Il coraggio di…

Sollecitazioni, riflessioni, istanze a partire dall’ Indagine indipendente sugli abusi ad opera di chierici nella diocesi di Bolzano-Bressanone, nell’ambito del Progetto “Il coraggio di guardare”. (tutte le informazioni e la Perizia Indipendente a questo link: Diocesi Bolzano-Bressanone )

A poco più di un mese dalla pubblicazione e presentazione della Perizia ci pare opportuno mantenere alta l’attenzione su quanto è emerso. Lo faremo pubblicando, da oggi e periodicamente, alcune riflessioni suscitate dal Report, attraverso la prospettiva di “donne nella chiesa”.

di Stefania Manganelli

Premessa: Non potrei parlare di abusi nella Chiesa senza fare riferimento alla mia storia personale, e sono peraltro stupita di quanto molte delle considerazioni, analisi, ricostruzioni contenute in questo Report rispecchino profondamente la mia esperienza. Un’esperienza purtroppo non isolata, ma condivisa con altre donne, nell’associazione, di diverse parti d’Italia. L’incontro con Donne per la Chiesa (e successivamente con altre donne di associazioni o gruppi collegati), infatti, non solo ha rafforzato la mia consapevolezza e autocoscienza, ma mi ha inserito in una rete di esperienze e vissuti simili ai miei. Con questi scritti non intendo certo essere autoreferenziale, ma desidero dare voce a un sentire condiviso.

  1. Il coraggio di parlare: Le donne non tollerano il fenomeno e non accettano il silenzio sugli abusi

Nelle prime pagine (pag. 21) si legge: “… a rivolgersi al Centro indipendente di ascolto per testimoni e persone offese sono state in gran prevalenza donne. Questo dato è tanto più notevole se si considera che non si trattava assolutamente “solo” di persone direttamente coinvolte bensì semplicemente di soggetti che non intendono tollerare il fenomeno degli abusi sessuali e, in particolare, non vogliono accettare che questi aspetti vengano sottaciuti o trattati in modo inadeguato. A parere dei relatori, si è di fronte a un elemento senz’altro interessante…”  

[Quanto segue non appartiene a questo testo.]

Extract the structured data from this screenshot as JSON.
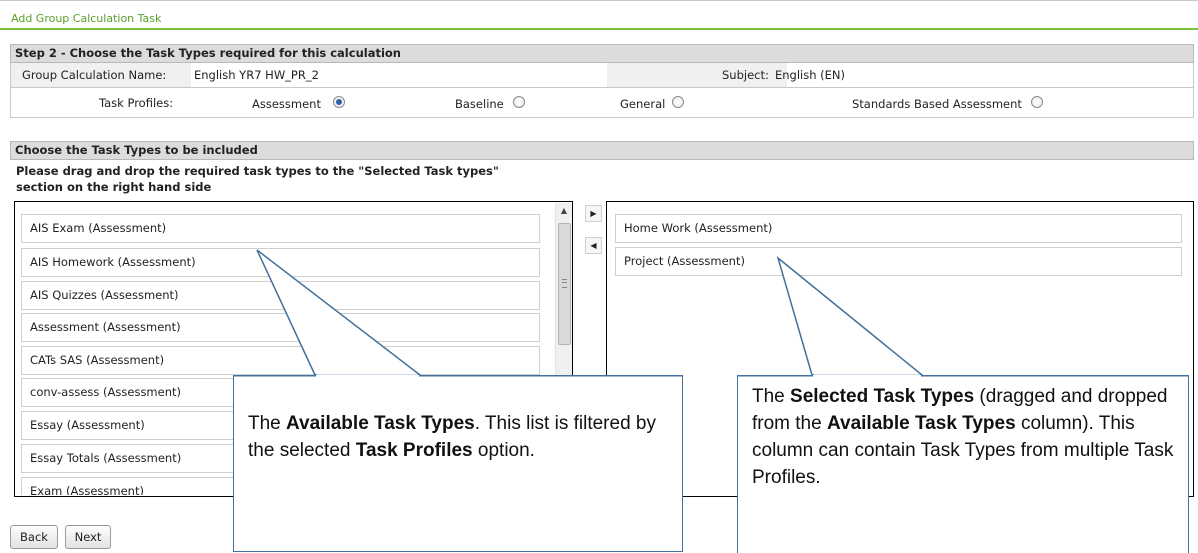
{
  "window": {
    "title": "Add Group Calculation Task"
  },
  "step": {
    "header": "Step 2 - Choose the Task Types required for this calculation",
    "calc_name_label": "Group Calculation Name:",
    "calc_name_value": "English YR7 HW_PR_2",
    "subject_label": "Subject:",
    "subject_value": "English (EN)",
    "profiles_label": "Task Profiles:",
    "profiles": [
      {
        "label": "Assessment",
        "selected": true
      },
      {
        "label": "Baseline",
        "selected": false
      },
      {
        "label": "General",
        "selected": false
      },
      {
        "label": "Standards Based Assessment",
        "selected": false
      }
    ]
  },
  "types": {
    "header": "Choose the Task Types to be included",
    "instruction_line1": "Please drag and drop the required task types to the \"Selected Task types\"",
    "instruction_line2": "section on the right hand side",
    "available": [
      "AIS Exam (Assessment)",
      "AIS Homework (Assessment)",
      "AIS Quizzes (Assessment)",
      "Assessment (Assessment)",
      "CATs SAS (Assessment)",
      "conv-assess (Assessment)",
      "Essay (Assessment)",
      "Essay Totals (Assessment)",
      "Exam (Assessment)"
    ],
    "selected": [
      "Home Work (Assessment)",
      "Project (Assessment)"
    ],
    "move_right_glyph": "▶",
    "move_left_glyph": "◀",
    "scroll_up_glyph": "▲"
  },
  "buttons": {
    "back": "Back",
    "next": "Next"
  },
  "callouts": {
    "left": {
      "t1": "The ",
      "b1": "Available Task Types",
      "t2": ". This list is filtered by the selected ",
      "b2": "Task Profiles",
      "t3": " option."
    },
    "right": {
      "t1": "The ",
      "b1": "Selected Task Types",
      "t2": " (dragged and dropped from the ",
      "b2": "Available Task Types",
      "t3": " column). This column can contain Task Types from multiple Task Profiles."
    }
  },
  "colors": {
    "accent_green": "#7cc33a",
    "callout_border": "#41719c",
    "header_gray": "#dcdcdc",
    "radio_selected": "#2f5fa8"
  }
}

Quando, nel 2021, scrissi una lettera a Papa Francesco per chiedere provvedimenti a carico del vescovo che, nonostante sollecitazioni (da parte di donne) non era intervenuto sul caso di un prete autore di abusi, qualcuno (della parrocchia) mi disse che “ero stata coraggiosa”. No, non mi sentivo “coraggiosa”, ma solo non disposta ad accettare silenzi o inerzie di fronte ai drammi che le persone stavano vivendo nella chiesa locale. Purtroppo non ho trovato supporto e sostegno dalle altre donne (pur coinvolte) della parrocchia, oltre al “brava, bene, grazie” iniziali. Non avevo particolari aspettative, però ho cominciato a chiedermi quanto l’accettazione di silenzi o inerzie (per un senso di indefessa devozione al clero) sia stata e sia “complice” del sistema di silenzi e inerzie che coprono gli abusi. Credo e continuo a credere nell’importanza della parola, della presa di parola delle donne, tacitate per troppo tempo nella Chiesa: la dignità e l’autorevolezza della parola non si fondano sul genere o sull’aver ricevuto il sacramento dell’ordine, ma sulla verità e sulla sostanza di ciò che viene comunicato.